Lymphocytic choriomeningitis virus (LCMV) and Lassa virus can cause hemorrhagic fever and liver disease in primates. The WE strain of LCMV (LCMV-WE) causes a fatal Lassa fever-like disease in rhesus macaques and provides a model for arenavirus pathogenesis in humans. LCMV-WE delivered intravenously or intragastrically to rhesus macaques targets hepatocytes and induces high levels of liver enzymes, interleukin-6 (IL-6), soluble IL-6 receptor (sIL-6R), and soluble tumor necrosis factor receptors (sTNFRI and -II) in plasma during acute infection.

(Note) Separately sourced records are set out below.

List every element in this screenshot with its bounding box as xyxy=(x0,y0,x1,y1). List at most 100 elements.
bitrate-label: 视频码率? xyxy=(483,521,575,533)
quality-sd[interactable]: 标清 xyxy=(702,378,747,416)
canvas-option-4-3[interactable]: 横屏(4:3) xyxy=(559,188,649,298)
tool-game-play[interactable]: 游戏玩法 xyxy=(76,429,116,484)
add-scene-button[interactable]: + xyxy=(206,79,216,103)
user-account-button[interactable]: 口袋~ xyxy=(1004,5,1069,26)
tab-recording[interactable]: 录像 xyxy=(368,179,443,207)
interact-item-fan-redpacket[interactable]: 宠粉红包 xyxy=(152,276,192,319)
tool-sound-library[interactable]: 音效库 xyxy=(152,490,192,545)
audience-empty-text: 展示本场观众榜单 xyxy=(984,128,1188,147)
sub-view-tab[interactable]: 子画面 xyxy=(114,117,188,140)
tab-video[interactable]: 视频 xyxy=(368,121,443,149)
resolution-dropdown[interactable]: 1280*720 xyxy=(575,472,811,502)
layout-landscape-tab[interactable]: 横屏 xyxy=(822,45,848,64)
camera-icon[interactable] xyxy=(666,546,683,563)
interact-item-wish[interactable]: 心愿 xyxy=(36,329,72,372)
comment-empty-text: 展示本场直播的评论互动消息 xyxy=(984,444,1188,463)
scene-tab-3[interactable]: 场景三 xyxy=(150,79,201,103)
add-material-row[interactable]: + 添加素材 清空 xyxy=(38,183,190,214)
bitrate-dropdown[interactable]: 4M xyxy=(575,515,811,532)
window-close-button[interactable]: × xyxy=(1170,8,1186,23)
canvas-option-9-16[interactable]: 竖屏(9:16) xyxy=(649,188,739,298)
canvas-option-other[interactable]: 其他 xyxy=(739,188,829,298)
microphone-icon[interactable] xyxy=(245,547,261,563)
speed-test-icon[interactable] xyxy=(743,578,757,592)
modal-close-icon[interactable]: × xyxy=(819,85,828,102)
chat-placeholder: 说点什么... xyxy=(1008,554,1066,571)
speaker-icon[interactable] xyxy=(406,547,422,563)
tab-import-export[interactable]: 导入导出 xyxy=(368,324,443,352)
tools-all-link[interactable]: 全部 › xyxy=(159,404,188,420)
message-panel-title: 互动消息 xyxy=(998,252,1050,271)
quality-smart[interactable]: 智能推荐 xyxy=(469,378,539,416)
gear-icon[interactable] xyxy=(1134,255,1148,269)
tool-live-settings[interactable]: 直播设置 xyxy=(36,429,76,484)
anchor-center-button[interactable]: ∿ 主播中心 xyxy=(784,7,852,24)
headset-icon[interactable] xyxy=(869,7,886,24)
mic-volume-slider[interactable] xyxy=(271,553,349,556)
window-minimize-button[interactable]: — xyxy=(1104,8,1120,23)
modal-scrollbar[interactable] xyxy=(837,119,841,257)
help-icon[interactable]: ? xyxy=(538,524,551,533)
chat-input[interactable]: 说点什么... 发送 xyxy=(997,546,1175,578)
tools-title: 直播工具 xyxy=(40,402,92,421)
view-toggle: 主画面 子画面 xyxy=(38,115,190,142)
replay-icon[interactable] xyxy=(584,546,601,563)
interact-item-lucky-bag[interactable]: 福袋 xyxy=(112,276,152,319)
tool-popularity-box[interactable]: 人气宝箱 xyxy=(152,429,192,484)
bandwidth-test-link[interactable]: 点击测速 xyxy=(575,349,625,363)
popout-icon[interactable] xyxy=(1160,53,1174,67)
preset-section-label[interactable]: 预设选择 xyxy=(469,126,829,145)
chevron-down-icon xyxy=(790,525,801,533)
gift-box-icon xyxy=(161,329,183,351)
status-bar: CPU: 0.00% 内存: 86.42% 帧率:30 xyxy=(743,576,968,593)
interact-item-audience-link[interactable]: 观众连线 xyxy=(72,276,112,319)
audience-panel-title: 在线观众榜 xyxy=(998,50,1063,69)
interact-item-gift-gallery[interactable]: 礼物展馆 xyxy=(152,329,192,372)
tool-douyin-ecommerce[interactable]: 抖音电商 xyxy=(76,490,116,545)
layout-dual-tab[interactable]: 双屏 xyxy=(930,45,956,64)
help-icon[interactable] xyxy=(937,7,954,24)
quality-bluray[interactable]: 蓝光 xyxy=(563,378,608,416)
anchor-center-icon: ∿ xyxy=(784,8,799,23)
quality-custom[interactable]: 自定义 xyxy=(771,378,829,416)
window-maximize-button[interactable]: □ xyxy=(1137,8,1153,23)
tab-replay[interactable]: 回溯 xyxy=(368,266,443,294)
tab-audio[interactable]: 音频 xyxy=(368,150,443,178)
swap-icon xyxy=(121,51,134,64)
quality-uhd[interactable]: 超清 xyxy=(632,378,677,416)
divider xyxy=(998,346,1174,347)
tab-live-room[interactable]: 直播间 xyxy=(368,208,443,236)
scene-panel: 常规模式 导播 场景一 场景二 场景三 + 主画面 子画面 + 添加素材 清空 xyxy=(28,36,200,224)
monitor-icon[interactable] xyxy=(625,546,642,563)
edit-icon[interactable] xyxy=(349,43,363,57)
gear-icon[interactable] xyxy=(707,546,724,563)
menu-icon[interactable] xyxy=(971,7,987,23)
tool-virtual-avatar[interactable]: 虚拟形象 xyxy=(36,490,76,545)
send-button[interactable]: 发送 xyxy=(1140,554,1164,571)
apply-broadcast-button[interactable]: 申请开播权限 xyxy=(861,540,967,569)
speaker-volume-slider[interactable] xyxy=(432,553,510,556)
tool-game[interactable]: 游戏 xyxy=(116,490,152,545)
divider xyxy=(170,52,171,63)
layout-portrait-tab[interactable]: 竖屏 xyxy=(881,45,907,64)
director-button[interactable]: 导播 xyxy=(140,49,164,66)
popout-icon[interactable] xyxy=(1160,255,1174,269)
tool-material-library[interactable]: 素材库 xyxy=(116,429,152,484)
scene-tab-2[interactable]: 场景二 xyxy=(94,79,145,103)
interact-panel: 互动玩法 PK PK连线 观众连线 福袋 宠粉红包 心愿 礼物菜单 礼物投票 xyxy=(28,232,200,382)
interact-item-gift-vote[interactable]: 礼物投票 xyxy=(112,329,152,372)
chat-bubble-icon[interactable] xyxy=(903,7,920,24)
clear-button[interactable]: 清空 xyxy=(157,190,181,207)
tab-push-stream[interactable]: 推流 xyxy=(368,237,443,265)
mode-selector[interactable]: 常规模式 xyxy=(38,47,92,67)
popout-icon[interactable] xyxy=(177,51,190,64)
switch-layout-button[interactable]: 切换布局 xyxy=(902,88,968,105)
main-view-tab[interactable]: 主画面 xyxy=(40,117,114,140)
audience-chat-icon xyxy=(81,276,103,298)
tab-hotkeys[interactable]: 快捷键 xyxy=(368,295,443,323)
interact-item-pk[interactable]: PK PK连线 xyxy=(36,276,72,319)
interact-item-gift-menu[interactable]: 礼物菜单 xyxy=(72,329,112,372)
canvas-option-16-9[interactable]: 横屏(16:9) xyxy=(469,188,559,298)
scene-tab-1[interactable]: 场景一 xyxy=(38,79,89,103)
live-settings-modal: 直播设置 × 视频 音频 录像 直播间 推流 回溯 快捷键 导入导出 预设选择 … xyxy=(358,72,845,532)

Proinflammatory cytokines TNF-alpha and IL-1beta were not detected in plasma of infected animals, but increased plasma gamma interferon was noted in fatally infected animals. Immunohistochemistry of acute liver biopsies revealed that 25 to 40% of nuclei were positive for proliferation antigen Ki-67. The increases in IL-6, sIL-6R, sTNFR, and proliferation antigen that we observe are similar to the profile of incipient liver regeneration after surgical or toxic injury (N. Fausto, Am. J. Physiol. 277:G917-G921, 1999). Although IL-6 was not directly induced by virus infection in vitro, peripheral blood mononuclear cells from acutely infected monkeys produced higher levels of IL-6 upon lipopolysaccharide stimulation than did healthy controls. Our data confirm that acute infection is associated with weak inflammatory responses in tissues and initiates a program of liver regeneration in primates.